In each of these situations, the employee may claim that their termination was retaliatory and file a lawsuit against the employer.
Defending Against FLSA and Retaliatory Discharge Claims
To effectively defend against FLSA and retaliatory discharge claims, it is crucial to work with an attorney with experience in complex business and employment legal matters and litigation and a strong financial background. At the Campbell Law Group, our team has the necessary expertise to defend companies facing these types of claims.
We are located in the Miami area but accept cases from all over the state of Florida. If you are a Florida-based employer grappling with an FLSA or retaliatory discharge claim, we can provide you with the experienced representation you need.
If you have an FLSA or retaliatory discharge case, please do not hesitate to contact us. We also offer additional resources, including blog articles, videos, and other materials, on this topic for your reference.
Frequently Asked Questions
Can managers, directors, or officers be held personally accountable for FLSA claims?
Yes, FLSA claims can hold managers, directors, or officers personally accountable for any violations of the Act. This means that if an employee files a claim against a company for unpaid wages, overtime, or improper exemption status, the managers, directors, or officers of that company may also be held liable.
Can prevailing wage claims be brought against a company in Florida?
While Florida is not a prevailing wage state, Florida-based companies doing business in other states, such as New York, New Jersey, and Illinois, may face prevailing wage claims for failing to pay required wages on certain types of contract employment for specific trades when providing services or labor for public projects on behalf of state entities or the federal government.
Why is working with an attorney experienced in complex business and employment legal matters and litigation for FLSA and retaliatory discharge claims
important?
Working with an attorney experienced in complex business and employment legal matters and litigation for FLSA and retaliatory discharge claims is important because these cases can be complex and require specialized knowledge and experience. Additionally, managers, directors, or officers may be held personally accountable for FLSA claims, so it is important to have strong legal representation.
What is the statute of limitations for FLSA and retaliatory discharge claims?

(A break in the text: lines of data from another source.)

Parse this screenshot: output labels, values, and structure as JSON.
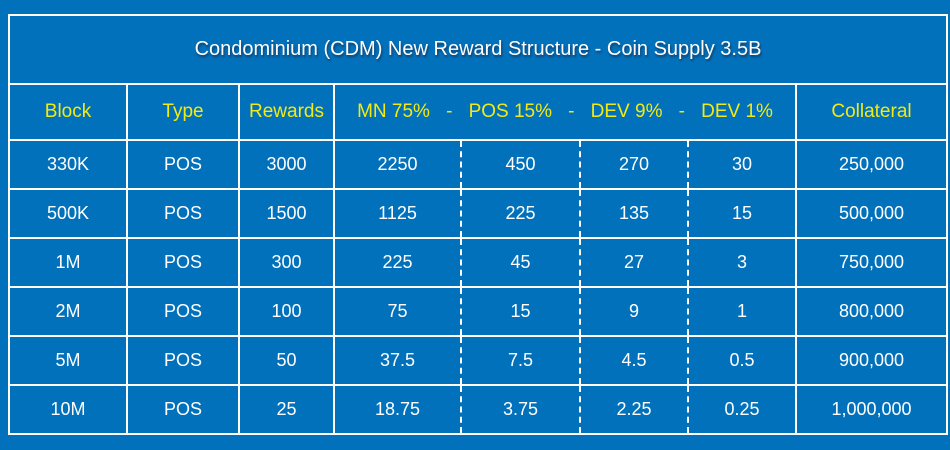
{
  "title": "Condominium (CDM) New Reward Structure - Coin Supply 3.5B",
  "headers": {
    "block": "Block",
    "type": "Type",
    "rewards": "Rewards",
    "mn": "MN 75%",
    "pos": "POS 15%",
    "dev9": "DEV 9%",
    "dev1": "DEV 1%",
    "separator": "-",
    "collateral": "Collateral"
  },
  "rows": [
    [
      "330K",
      "POS",
      "3000",
      "2250",
      "450",
      "270",
      "30",
      "250,000"
    ],
    [
      "500K",
      "POS",
      "1500",
      "1125",
      "225",
      "135",
      "15",
      "500,000"
    ],
    [
      "1M",
      "POS",
      "300",
      "225",
      "45",
      "27",
      "3",
      "750,000"
    ],
    [
      "2M",
      "POS",
      "100",
      "75",
      "15",
      "9",
      "1",
      "800,000"
    ],
    [
      "5M",
      "POS",
      "50",
      "37.5",
      "7.5",
      "4.5",
      "0.5",
      "900,000"
    ],
    [
      "10M",
      "POS",
      "25",
      "18.75",
      "3.75",
      "2.25",
      "0.25",
      "1,000,000"
    ]
  ],
  "colors": {
    "background": "#0271bb",
    "header_text": "#f3ea14",
    "text": "#ffffff"
  }
}
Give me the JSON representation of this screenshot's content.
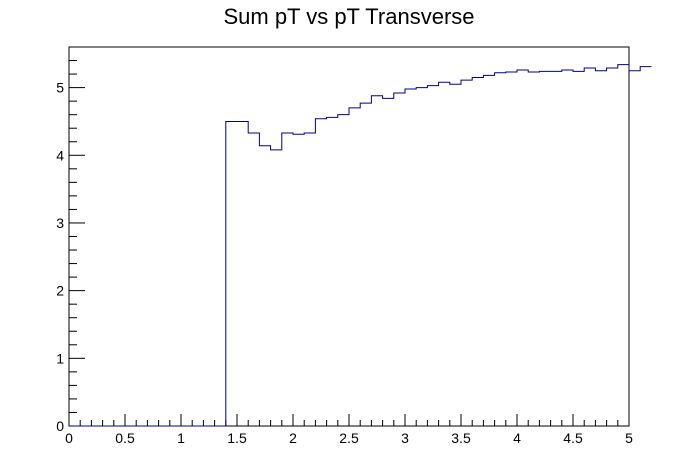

The statute of limitations for FLSA and retaliatory discharge claims is generally two years from the date of the alleged violation or three years if the violation was willful. However, there may be exceptions and specific circumstances that could affect the statute of limitations, so it is best to consult with an experienced attorney to understand the limitations that apply to your particular case.
What are the potential penalties for FLSA and retaliatory discharge claims?
The potential penalties for FLSA and Retaliatory Discharge Claims can include back wages, liquidated damages (an additional amount equal to back wages), attorney fees, and court costs. In cases of willful violations of the FLSA, the penalty can include civil fines and criminal charges. Additionally, employers found guilty of retaliatory discharge may be required to reinstate the affected employee and provide compensation for lost wages and benefits.